図3の拡大部では、前記食い込み状態、及び、高摩擦係数化処理面の形成状態を概念的に示している。
【0026】
図4は、他の実施形態を示し、前記シールップ部材8における治具の作用部80aの外周側部分に、嵌合円筒部71に向かい漸次拡径する環状テーパー形状部80cが形成され、この環状テーパー形状部80cが、その傾斜面(テーパー面)によって前記嵌合円筒部71の他端部71bを受支する受支部とされている。該受支部(環状テーパー形状部)80cは、嵌合円筒部71と同心的に形成されており、積重ね状態の各上部のシールリング5における嵌合円筒部71の下端部71bは、受支部80cにおけるテーパー面で食い込むように受支される。
【0027】
その為、積重なったシールリング5の重量が加わることにより、下端部71bと受支部80cとが互いに楔合するような嵌合関係の受支状態となり、各シールリング5の同心的な積重ね状態が安定し、相互の横ずれの阻止がより確実になされる。従って、前記と同様に、下部のシールリング5における前記アキシャルリップ81,82及びラジアルリップ83に塗布されたグリースG1,G2,G3が、隣接する上部のシールリング5の下面部に付着することがなく、グリースG1,G2,G3の所期の塗布量が維持された状態でハブベアリング1に対する組付けがなされ、意図したグリースG1,G2,G3の前記性能が充分に発揮される。
【0028】
この例の場合、作用部80aの外周側部分が環状テーパー形状部80cとされるから、作用部80aにおける治具の作用部位が狭められることになる。しかし、嵌合円筒部71の前記薄肉部分71cは、嵌合円筒部71の筒壁の内径が、途中から段差状に径大化した状態で形成されているから、その先端の前記他端部71bの当り代としての前記環状テーパー形状部80cは、作用部80aの外周側部分の狭い領域に確保すれば充分である。従って、前記作用部位の実質的な狭まりは、前記圧入嵌合の作業性に影響を及ぼす程のものになるものではない。

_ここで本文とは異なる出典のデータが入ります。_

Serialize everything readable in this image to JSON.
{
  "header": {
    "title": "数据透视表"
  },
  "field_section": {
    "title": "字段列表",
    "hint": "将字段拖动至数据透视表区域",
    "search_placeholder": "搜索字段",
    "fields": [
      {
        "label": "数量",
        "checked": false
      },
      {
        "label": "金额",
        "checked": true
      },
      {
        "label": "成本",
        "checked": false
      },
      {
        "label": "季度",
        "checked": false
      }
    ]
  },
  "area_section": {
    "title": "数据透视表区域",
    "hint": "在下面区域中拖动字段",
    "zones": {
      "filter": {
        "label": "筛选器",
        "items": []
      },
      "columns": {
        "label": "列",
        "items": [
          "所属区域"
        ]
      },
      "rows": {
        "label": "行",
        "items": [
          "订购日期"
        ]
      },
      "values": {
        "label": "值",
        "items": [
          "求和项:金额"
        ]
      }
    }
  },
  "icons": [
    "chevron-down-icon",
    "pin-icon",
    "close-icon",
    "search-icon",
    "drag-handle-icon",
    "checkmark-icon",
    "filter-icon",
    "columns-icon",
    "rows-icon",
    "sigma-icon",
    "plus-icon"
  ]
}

その他の構成は、前記実施形態と同様であるから、共通部分に同一の符号を付しその説明を割愛する。
【0029】
図5は、更に他の実施形態を示し、前記シールリップ部材8における治具の作用部80aの外周側部分に、前記嵌合円筒部71の他端部71bを嵌受する環状凹溝部80dが形成され、この環状凹溝部80dが前記嵌合円筒部71の他端部71bを受支する受支部とされている。該受支部(環状凹溝部)80dは、嵌合円筒部71と同心的に形成されており、積重ね状態の各上部のシールリング5における嵌合円筒部71の下端部71bは、受支部80dにおける凹部で受支される。その為、各シールリング5の同心的な積重ね状態が安定し、相互の横ずれの阻止がより確実になされる。従って、前記と同様に、下部のシールリング5における前記アキシャルリップ81,82及びラジアルリップ83に塗布されたグリースG1,G2,G3が、隣接する上部のシールリング5の下面部に付着することがなく、グリースG1,G2,G3の所期の塗布量が維持された状態でハブベアリング1に対する組付けがなされ、意図したグリースG1,G2,G3の前記性能が充分に発揮される。
【0030】
この例の場合も、作用部80aの外周側部分に環状凹溝部80dが形成されることにより、作用部80aにおける治具の作用部位が狭められることになるが、前記と同様の薄肉部分71cの形成態様により、環状凹溝部80dが外周側部分の限られた部位に形成されることになる。従って、前記作用部位の実質的な狭まりは、前記圧入嵌合の作業性に影響を及ぼす程のものにならないことは、前記と同様である。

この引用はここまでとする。